When was the last time New York dance music was “hot”? Some would probably argue the answer lies in the culture’s initial Brooklynification in the early 2000s, as chronicled on the margins of Lizzie Goodman’s Meet in the Bathroom. Older heads might cite the decade leading up to 9/11 when local rhythm undergrounds, hip-hop and house, became world conquerors. Historically minded utopians often argue the city is always popping, a kernel of truth held onto most tightly by romantic transplants.

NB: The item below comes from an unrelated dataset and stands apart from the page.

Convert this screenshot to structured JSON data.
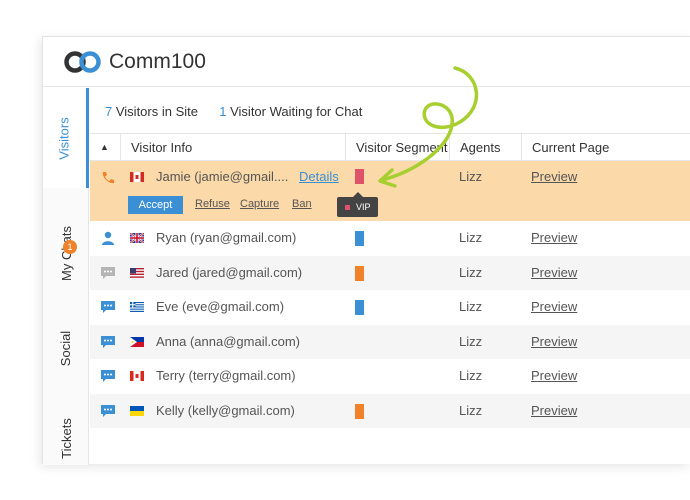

When you come of age in New York club culture, as Eli Escobar has, you recognize how connected its ups and downs are to the state of the city. By that measure, everything great happening in those clubs right now (hint: a lot) takes place in the shadow of 2020: the pandemic, the protests, the failed civic response, the officially shuttered nightlife and its roar back to life. All this turmoil is at the heart of Escobar’s The Beach Album, which got its title because the forty-something New Yorker recorded it in a house on the city’s Ramones-immortalized Rockaway Beach, where he and his family spent lockdown. Here is not only the period’s trauma, but the deeply complicated joy taking place afterwards.

An Upper West Side kid who began playing records, throwing parties, and making beats as a late-’80s/early-’90s teen, Escobar has been a presence across the city’s clubbing spectrum ever since. His career began in the dusk of hip-hop’s golden age and hit professional cruise while he paid his dues as an all-night-selecting worker bee during Manhattan’s bottle service days and blog-house phase. Now Escobar is one of the city’s most popular and hardworking DJs, sidestepping the festival and global circuit to gig locally several times a week: playing specialty big-room house or techno at queer party nights, street-soul and classic hip-hop on hotel rooftops, or a signature ’80s-heavy “sad boy electro” at Bushwick dives. At Tiki Disco, the decade-long outdoor summer institution he throws with DJ Lloyd and Andy Pry, the sound is an endless string of iconic dance tracks for packed Sunday afternoon crowds. The selections are egalitarian, the crowd-reading is precise, and the layered mixing superlative.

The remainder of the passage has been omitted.